# Drucker: Schlechte Qualität



## Hellie (26. Oktober 2004)

HILFE

Vor anderthalb Wochen musste ich Folien für die Schule drucken, die Fraben sahen da schon sehr "streifig" aus, das Schwarz hat sich ganz langsam verabschiedet. Vorgestern wollte ich wieder drucken, und habe mich dann aber daran erinnert. gestern also eine neue Druckerpatrone (Schwarz) gekauft. Seit gestern doktor ich jetzt an diesem Drucker rum, drucke immer wieder, versuche die Düsen zu reinigen etc. Aber es wird nicht besser. Das Blau sieht annehmbar aus, das Rot schon schlechter (rot-rosa-gestreift), das gelb verschwindet teilweise ganz, und das Schwarz ist eher ein gestreiftes grau. Und es scheint nicht wirklich besser zu werden. Inzwischen find ich aber noch nicht mal mehr die "Problemlösung-Abteilung" des Druckermonitors (der Toolbar). Mein Drucker, Canon i850 hatte noch nie solche Probleme...

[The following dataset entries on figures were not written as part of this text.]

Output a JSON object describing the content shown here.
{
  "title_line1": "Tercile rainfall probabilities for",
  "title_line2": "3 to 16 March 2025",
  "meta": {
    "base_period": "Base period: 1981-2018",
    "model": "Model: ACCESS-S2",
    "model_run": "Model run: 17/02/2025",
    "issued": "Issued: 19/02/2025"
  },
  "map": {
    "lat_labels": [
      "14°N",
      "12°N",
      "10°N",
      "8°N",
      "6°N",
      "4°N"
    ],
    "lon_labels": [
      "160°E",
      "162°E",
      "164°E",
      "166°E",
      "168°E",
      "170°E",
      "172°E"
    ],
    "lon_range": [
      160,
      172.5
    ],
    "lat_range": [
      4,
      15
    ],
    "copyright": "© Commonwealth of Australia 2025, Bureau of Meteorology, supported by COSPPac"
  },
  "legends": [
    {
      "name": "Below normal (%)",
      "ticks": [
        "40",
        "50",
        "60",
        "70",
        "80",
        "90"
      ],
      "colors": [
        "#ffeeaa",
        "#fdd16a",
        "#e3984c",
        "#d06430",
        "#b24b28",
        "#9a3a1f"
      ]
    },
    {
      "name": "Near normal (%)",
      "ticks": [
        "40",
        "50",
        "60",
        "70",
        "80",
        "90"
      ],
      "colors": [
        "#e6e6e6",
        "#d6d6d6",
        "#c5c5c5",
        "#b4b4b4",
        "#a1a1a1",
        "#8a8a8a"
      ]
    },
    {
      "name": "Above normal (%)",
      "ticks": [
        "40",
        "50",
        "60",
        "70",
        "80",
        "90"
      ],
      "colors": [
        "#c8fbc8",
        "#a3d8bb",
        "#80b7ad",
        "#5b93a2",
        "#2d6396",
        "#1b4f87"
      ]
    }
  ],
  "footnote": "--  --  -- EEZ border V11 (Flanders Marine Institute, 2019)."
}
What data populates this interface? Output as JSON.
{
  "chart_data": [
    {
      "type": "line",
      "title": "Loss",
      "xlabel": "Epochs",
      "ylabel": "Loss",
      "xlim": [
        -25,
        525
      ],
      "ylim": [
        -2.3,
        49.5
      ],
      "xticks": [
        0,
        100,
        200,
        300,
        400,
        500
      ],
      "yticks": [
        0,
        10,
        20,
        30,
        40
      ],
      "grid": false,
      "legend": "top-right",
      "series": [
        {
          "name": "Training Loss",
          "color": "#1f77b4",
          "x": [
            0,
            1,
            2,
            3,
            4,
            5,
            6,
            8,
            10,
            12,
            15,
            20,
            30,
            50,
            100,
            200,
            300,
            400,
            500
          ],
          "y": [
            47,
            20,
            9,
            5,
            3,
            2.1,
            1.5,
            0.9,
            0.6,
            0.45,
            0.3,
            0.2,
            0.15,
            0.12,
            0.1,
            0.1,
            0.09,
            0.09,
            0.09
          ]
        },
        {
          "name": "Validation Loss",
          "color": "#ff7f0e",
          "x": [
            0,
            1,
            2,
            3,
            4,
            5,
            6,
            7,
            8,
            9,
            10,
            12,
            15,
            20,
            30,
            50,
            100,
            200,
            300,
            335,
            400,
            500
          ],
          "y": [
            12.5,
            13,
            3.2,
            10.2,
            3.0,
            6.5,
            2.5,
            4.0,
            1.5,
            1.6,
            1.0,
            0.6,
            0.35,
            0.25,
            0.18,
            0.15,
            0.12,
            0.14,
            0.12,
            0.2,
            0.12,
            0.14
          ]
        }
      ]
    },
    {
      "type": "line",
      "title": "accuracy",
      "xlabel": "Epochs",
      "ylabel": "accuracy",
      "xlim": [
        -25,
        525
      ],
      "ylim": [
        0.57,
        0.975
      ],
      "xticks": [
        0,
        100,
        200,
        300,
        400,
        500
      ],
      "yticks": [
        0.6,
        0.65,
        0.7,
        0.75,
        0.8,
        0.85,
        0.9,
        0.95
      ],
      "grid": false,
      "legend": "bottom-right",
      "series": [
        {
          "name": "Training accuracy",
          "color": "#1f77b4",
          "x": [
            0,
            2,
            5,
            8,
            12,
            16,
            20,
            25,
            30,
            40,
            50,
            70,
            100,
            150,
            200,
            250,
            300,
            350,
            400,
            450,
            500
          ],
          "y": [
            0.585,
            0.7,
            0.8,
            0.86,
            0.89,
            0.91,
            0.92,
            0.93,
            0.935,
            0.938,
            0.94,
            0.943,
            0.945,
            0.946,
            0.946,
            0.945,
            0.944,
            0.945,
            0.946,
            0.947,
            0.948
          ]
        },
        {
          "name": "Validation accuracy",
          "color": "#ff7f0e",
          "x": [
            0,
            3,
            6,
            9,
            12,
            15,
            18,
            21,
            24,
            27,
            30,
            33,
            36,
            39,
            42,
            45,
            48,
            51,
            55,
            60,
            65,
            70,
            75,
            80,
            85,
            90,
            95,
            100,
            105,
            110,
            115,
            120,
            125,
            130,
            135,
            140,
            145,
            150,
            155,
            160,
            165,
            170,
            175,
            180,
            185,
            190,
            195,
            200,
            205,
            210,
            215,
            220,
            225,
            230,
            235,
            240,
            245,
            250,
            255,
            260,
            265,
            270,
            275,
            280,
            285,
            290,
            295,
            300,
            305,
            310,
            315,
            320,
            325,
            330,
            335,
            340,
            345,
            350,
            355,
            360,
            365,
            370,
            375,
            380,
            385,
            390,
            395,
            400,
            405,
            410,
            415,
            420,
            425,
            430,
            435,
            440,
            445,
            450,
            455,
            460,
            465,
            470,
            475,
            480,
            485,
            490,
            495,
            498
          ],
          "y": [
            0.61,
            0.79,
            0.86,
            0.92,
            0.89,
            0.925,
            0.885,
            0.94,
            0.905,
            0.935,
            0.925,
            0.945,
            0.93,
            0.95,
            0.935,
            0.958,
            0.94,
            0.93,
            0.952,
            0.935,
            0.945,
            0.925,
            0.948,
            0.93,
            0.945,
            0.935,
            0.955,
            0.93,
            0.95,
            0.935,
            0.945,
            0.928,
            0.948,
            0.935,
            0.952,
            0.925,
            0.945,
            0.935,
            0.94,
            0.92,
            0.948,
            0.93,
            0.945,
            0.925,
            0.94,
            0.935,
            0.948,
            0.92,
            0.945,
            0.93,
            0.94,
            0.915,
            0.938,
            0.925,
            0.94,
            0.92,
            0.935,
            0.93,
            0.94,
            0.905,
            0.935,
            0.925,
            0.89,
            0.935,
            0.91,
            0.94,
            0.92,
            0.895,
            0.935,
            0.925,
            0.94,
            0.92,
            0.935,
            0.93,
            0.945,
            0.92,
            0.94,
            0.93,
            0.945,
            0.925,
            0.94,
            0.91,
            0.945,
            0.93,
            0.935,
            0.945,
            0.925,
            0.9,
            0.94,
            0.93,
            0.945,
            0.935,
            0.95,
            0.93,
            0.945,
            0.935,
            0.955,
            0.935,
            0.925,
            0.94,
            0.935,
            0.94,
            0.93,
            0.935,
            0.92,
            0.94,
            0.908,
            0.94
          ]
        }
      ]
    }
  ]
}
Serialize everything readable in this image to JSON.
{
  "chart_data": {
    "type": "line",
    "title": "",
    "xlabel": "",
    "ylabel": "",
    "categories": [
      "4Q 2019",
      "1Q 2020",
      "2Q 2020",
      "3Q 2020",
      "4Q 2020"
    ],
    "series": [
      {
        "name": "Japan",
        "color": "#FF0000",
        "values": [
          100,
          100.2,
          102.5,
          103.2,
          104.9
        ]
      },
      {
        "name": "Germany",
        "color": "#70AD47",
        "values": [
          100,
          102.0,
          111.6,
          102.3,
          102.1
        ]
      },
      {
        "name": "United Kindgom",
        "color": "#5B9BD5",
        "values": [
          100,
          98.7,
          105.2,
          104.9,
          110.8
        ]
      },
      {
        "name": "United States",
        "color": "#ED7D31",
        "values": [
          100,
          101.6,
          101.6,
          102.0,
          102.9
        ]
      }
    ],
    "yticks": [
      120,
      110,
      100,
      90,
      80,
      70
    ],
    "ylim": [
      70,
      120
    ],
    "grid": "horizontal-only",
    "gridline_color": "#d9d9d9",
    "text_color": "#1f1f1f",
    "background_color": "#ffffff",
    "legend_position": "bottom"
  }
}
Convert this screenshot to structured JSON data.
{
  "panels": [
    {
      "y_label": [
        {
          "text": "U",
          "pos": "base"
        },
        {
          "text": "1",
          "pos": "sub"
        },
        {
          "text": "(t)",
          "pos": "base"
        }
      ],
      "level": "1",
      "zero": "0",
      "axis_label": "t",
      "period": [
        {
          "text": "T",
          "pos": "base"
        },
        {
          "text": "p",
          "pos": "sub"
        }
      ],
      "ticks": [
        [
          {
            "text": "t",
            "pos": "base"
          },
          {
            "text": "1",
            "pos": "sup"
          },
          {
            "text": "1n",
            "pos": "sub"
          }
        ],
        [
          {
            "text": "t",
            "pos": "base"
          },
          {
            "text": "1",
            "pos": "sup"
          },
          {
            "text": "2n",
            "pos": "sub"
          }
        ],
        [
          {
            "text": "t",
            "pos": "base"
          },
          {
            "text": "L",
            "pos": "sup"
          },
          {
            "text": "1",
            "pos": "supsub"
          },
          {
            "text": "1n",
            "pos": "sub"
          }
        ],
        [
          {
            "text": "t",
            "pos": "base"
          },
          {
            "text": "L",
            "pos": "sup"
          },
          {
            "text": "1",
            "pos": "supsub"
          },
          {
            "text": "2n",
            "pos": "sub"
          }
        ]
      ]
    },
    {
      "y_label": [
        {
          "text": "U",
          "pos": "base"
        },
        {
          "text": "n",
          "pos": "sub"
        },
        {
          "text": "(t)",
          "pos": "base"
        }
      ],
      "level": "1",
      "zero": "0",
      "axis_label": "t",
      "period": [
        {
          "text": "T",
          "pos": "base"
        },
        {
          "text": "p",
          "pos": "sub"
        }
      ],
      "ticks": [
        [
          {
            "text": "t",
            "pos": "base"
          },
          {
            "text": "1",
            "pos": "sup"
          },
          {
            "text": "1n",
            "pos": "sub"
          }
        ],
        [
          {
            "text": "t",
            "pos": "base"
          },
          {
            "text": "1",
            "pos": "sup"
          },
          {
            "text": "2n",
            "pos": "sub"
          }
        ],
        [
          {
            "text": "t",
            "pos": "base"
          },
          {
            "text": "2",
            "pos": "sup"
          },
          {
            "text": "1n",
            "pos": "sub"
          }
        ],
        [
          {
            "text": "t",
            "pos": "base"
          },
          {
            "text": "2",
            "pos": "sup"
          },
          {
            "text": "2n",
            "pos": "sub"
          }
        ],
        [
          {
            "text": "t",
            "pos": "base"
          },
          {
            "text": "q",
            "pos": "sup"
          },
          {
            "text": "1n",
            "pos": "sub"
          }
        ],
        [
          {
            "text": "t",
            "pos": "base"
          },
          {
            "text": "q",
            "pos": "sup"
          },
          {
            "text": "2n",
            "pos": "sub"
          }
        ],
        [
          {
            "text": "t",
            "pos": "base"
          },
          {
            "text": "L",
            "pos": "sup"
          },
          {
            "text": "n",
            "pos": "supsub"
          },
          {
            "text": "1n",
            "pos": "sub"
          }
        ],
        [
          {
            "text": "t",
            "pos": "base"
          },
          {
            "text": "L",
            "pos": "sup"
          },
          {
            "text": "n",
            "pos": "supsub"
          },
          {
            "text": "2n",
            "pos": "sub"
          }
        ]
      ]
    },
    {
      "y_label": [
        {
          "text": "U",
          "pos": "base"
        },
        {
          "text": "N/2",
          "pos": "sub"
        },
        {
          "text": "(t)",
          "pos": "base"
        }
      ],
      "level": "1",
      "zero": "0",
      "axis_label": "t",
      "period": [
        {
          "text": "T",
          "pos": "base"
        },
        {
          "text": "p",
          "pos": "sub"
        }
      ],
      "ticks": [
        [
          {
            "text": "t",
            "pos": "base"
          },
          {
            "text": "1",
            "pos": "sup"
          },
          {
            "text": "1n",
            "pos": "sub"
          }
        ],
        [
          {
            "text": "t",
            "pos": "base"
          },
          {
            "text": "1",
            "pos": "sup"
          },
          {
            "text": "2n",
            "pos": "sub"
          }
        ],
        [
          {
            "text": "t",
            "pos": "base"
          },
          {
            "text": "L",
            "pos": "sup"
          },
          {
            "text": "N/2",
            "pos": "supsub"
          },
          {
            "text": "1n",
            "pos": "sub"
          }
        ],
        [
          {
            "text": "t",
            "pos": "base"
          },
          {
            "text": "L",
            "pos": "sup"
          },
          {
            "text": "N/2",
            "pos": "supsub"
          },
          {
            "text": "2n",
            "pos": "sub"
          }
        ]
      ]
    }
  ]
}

Hat irgendjemand eine Idee, was ich noch probieren könnte? Ich verzweifel langsam, und ich brauche den drucker für die Schule inzwischen auch wieder...

Vielen Dank schon mal
Hellie


----------



## Sinac (26. Oktober 2004)

Wird wohl der Druckkopf sein, falls du den rausnehmen kannst probier mal den zu reinigen, ansonsten kanste dir nen neuen Druck olen, das lohnt nicht den zu tausche.

Greetz...
Sinac


----------



## Hellie (27. Oktober 2004)

Vielen Dank für deine Antwort. Ich hab versucht, den Druckkopf zu reinigen, aber irgendwie ist es dadurch schlimmer geworden, finde ich. Die Farben sind jetzt richtig gestreift und das schwarz ist zwar am Rand noch einigermaßen grau, nimmt aber nach innen hin extrem ab. Soll ich weiter drucken oder schauen, dass ich möglichst schnell einen neuen Drucker kriege? Kann ich sonst noch irgendetwas tun?

Vielen Dank schon mal!

lg Hellie


----------



## Sinac (27. Oktober 2004)

Hm, Druckkoft ist immer sone sache, also wenn das reinigen mit nem trockenen Tuch und über die Software nicht geht helfen nurnoch redikale Methoden, die den Druckkopf genau so zerstören können.
Wenn du da hast probier mal ihn mit Alkohol zu reinigen. Vielleicht hilft auch Reinigungsbenzin, aber wie gesagt, wenn du Pech hast ist er dann ganz hin.

Ich reparier beruflich öffters mal Drucker, und bei Tintenstrahl ist es leider fast immer so das es sich aufgrund der niedrigen Kosten für Neugeräte nicht lohnt die zu reparieren.

Greetz...
Sinac


----------